My Goddess, she said, is in danger. Her enemies want to kill Her. She needs strength to fight them off. Raz hoped you could help us.
The priestess swam toward Cat like a snake would swim. Long braids trailed her. She stopped just beyond Cat’s reach. Her feet did not touch the seafloor. The priestess’s head cocked to one side, as if she’d been presented with a joke and was deciding whether to laugh.
Do you understand me?
The priestess nodded.
They pushed you down here centuries ago. They’re trying to push my lady out now.
The priestess opened her arms and twirled a circle, taking in the city and those who swam around her.
Cat was about to ask what she meant, when she heard the singing.
Water might garble ordinary speech, but song carried.
—What God
—Shall we seek
—Save the Blood?
They laughed.
—Let us see
—Your need
The priestess held out her hand and raised her thin lips to reveal fangs more beautiful than any Cat had ever seen.
Cat reached—
The glamour broke. Raz interposed himself between them in a blur. Through the weight of water, she heard him hiss.
Cat touched him on the shoulder.
Raz. It’s fine.
The priestess nodded, once.
Raz looked back at her, scared.
I can do this.
She did not know what to call his expression as he swam aside. Despair, maybe, or hope.
She offered her wrist to the priestess, who accepted, and bent her head.
Her teeth dipped through Suit and skin with equal ease.
A line of incandescent pleasure shot through Cat’s heart, spread out and up and so much more dangerously down, to her crotch, through arms and legs, fingertips, toes. Joy rattled the cave of her skull. Her thoughts came to pieces in a single pulse.
Her taste of Raz in the ruined tower had been strange, surreal, exciting, but Cat had felt like this before. She knew to ride the feeling. She did not collapse or go mad. She’d felt weaker versions of this rush in Paupers’ Quarter backstreets or on the Business District’s rain-slick rooftops.
The priestess was not drawing her, thank gods. Cat felt enormous hunger behind the woman, old and overwhelming, deeper than the ocean. The priestess tasted Cat’s soul, that was all, savoring her need, and through her the Suit’s, and Seril’s.
Cat followed that taste back and in, to a network of which the priestess was but a piece—the blood of all assembled here in the sea’s night ran through her, and hers through them, joined to a throbbing heartbeat greater than any one alone and wiser, a mind that shook her to ecstasy with its faintest touch. She could offer herself to that hunger, fall into its perfection, let herself be hollowed out and worn as a glove by God— No, she told the hunger.
The priestess lifted her fangs from Cat’s wrist, and the connection broke.
Cat fell. She tried to gasp, by reflex, and choked when the Suit did not let her.
After timeless time, she calmed.
The priestess’s head declined and rose again, in a slow, gentle nod.
The priestess drew a line across her own wrist with her thumbnail. A stream of blood snaked through the water and curled into a cloud rather than dispersing. The priestess took the cloud in her palm, and squeezed. When she opened her hand, she held a smooth oval of red jade that caught the not-light strangely. She offered it to Raz. He drew back at first, as if the sun lay in her palm. Then he looked at Cat, and sagged, and accepted.
It was done.
Cat had wondered how they would return to the surface—Raz could swim on his own, but even the Suit might tire with the strain of bearing its own weight back. Two from the congregation—the girl who drank the star kraken, and a slender man who had been Dhisthran before he became this—bore her skyward.

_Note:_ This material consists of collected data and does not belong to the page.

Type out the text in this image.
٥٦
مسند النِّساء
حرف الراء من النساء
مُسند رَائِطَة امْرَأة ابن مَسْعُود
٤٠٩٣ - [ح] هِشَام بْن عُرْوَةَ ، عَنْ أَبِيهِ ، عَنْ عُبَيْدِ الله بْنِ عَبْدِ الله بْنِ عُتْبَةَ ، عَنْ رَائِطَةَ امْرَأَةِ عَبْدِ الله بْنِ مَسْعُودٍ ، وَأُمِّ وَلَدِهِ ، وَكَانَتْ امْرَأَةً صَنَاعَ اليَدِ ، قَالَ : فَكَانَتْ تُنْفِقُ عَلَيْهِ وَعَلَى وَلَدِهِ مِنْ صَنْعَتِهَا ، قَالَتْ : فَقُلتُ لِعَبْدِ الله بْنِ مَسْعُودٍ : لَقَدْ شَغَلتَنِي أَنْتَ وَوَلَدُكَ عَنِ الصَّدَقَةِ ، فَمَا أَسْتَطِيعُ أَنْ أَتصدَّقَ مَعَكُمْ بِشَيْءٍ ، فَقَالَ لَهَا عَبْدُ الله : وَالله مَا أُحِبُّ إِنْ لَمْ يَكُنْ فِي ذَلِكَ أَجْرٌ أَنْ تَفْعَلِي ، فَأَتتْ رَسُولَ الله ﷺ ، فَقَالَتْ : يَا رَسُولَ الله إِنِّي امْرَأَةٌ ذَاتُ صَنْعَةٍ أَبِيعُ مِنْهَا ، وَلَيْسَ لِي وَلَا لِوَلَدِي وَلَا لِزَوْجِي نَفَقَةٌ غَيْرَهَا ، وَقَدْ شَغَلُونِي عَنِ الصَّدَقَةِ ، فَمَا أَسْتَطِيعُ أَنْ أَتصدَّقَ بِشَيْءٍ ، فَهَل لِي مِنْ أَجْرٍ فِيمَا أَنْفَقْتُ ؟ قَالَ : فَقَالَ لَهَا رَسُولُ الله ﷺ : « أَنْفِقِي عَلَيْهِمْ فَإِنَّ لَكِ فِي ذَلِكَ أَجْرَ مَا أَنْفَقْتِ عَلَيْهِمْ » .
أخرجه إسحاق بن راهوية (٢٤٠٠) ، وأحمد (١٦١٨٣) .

Rising, she heard the music again: a choir of superhuman voices howling praise in the abyss, their meld an imperfect reflection of the living web she tasted through the priestess. It echoed undersea. No, she realized as they rose, those were not echoes but other songs, the ocean chanting glory and blood through eternal night.
By the time Cat pulled herself back onto the dinghy and let the Suit slip away, the sky was purple with the threat of dawn. Open air felt weak, easy. The sunrise seemed obscene. Raz flopped to the deck.
They lay alone on the water.
When she could bear to move again, she reached for him. Her hand fell heavy on his leg, and squeezed. His did the same a second later, on hers.
“That,” he said when he found words to speak, “was a brave dumb thing you did.”
“At least we were dumb together. And brave.”
He laughed, then coughed—and coughed and laughed harder, until he had to bend over the boat’s edge and hack water out of his lungs.
She slapped him on the back. “Let’s get to shore before you burn.”